With the complexity of many operating system structures, the average examiner is not in a position to manually verify that structures of specific interest have been correctly parsed, let alone verify that all structures an entire system have been fully parsed.
- Inconsistent data
Worse than ignoring unknown data is ignoring inconsistent data where it does not fit with the structure around it. An example of this would be where a data structure is being parsed successfully in one filesystem cluster, and a file name is being read which takes the parser over into the next filesystem cluster. At the end of the name, the parser would expect to see a constant value, but sees an unexpected value. At this point, the parser is likely to stop parsing, but also likely to include the (probably incorrect) name in its output, implying that the second cluster was in fact parsed. Unless the parser also highlights the inconsistency, the value incorrectly extracted may end up being assumed correct by an examiner.

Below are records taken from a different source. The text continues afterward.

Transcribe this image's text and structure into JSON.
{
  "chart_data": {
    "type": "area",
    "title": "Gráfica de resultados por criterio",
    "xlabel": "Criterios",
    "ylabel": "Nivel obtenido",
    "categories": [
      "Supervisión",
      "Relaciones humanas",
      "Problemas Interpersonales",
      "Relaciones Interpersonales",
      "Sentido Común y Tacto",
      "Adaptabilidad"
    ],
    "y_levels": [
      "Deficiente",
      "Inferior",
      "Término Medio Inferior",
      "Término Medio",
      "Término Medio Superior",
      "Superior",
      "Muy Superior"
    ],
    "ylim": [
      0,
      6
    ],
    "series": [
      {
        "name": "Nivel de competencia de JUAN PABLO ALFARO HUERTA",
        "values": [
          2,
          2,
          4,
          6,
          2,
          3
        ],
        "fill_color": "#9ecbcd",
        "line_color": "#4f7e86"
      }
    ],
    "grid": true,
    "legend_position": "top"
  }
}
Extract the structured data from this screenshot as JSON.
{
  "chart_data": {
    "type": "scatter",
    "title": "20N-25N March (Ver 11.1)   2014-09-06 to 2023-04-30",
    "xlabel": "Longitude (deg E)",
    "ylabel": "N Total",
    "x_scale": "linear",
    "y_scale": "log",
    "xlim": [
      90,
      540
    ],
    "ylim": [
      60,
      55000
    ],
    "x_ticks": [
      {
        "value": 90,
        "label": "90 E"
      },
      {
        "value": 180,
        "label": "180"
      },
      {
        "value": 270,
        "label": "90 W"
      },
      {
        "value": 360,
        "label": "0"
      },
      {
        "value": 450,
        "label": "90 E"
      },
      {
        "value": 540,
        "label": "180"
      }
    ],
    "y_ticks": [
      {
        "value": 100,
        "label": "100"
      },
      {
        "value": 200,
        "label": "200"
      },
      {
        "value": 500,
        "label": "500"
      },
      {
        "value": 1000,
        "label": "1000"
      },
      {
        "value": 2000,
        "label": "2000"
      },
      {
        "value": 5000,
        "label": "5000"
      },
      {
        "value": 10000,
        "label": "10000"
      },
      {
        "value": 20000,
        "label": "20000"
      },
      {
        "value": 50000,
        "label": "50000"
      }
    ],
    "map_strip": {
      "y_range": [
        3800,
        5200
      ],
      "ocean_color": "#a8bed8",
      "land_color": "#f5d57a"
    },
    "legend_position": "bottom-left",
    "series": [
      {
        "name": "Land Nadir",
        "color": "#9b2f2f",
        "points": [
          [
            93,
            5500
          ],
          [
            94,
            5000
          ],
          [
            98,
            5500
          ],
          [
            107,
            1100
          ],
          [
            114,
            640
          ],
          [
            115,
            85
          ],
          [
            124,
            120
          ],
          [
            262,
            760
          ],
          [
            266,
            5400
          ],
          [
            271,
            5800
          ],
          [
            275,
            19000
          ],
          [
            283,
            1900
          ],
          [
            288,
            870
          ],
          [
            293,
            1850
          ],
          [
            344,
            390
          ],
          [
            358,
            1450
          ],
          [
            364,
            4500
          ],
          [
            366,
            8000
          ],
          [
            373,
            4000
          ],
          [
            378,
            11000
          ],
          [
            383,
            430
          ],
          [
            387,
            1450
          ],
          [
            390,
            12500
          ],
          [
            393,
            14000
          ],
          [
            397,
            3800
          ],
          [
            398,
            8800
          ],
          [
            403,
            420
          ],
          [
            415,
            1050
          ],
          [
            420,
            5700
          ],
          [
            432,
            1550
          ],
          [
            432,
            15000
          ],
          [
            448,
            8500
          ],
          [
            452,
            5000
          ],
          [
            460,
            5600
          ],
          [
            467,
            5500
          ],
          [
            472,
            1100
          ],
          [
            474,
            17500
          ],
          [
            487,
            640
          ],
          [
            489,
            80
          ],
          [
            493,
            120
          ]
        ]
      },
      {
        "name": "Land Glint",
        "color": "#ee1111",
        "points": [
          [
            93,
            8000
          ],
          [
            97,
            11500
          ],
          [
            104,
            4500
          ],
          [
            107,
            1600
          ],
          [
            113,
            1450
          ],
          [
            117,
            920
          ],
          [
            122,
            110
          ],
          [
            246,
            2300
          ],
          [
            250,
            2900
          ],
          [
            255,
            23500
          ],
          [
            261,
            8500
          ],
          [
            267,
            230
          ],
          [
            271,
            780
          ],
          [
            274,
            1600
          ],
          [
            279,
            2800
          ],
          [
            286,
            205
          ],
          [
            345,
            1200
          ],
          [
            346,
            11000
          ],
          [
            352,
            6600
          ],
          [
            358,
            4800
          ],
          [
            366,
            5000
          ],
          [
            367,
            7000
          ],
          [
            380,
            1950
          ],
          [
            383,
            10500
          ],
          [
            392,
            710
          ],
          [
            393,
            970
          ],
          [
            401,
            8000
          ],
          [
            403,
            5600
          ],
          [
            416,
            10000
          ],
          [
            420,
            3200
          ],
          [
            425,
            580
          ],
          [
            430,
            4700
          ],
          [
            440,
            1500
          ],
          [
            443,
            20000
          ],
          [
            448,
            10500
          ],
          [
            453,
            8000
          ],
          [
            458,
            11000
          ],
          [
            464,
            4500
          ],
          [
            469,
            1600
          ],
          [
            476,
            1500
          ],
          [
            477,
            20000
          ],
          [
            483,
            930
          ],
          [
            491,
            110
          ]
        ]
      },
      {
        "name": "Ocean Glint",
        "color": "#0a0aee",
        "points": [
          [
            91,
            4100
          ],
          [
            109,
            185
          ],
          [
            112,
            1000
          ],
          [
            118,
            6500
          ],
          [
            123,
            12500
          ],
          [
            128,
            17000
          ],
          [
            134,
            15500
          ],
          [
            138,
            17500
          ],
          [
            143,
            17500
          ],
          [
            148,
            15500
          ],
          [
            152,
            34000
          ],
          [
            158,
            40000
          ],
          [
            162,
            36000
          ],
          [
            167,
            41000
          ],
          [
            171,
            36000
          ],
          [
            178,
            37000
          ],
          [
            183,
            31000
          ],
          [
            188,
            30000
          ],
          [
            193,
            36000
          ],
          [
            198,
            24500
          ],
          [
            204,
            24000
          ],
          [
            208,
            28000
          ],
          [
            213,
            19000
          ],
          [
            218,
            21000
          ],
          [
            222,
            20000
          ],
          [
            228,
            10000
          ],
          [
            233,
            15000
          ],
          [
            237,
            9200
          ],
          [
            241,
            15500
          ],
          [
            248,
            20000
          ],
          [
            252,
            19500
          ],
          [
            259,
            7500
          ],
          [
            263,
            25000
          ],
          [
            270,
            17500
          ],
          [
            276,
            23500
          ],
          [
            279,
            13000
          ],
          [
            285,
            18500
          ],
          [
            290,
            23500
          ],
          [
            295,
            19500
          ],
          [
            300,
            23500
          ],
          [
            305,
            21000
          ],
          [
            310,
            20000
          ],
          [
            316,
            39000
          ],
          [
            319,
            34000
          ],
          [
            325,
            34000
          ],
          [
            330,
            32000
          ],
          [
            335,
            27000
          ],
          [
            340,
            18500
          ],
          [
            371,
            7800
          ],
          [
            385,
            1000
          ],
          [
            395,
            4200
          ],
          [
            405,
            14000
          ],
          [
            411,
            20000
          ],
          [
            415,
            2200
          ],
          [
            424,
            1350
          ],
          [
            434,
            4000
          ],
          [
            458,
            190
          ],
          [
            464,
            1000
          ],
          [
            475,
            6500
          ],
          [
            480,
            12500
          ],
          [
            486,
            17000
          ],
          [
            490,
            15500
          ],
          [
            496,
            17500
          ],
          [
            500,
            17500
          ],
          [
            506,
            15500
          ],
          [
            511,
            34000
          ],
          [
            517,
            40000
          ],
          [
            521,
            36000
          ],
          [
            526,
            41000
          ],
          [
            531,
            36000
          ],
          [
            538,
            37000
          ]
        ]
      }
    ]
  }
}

I believe that this situation can only be remedied by forensic tools highlighting those areas of data that have been ignored either implicitly (by skipping) or explicitly (by ignoring rogue values). There are many billions of bytes on even the smallest modern hard drive and we can easily miss a vital clue if even a minute fraction of a percent of that hard drive is not parsed. Until our forensic tools tell us what parts of the drive or data structures that they have ignored, we can not even be sure how much of the evidence has truly been analysed.
1 The MFT (or Master File Table) is where an NTFS filesystem stores information about all files on a hard drive. Each file or folder uses one entry in the MFT.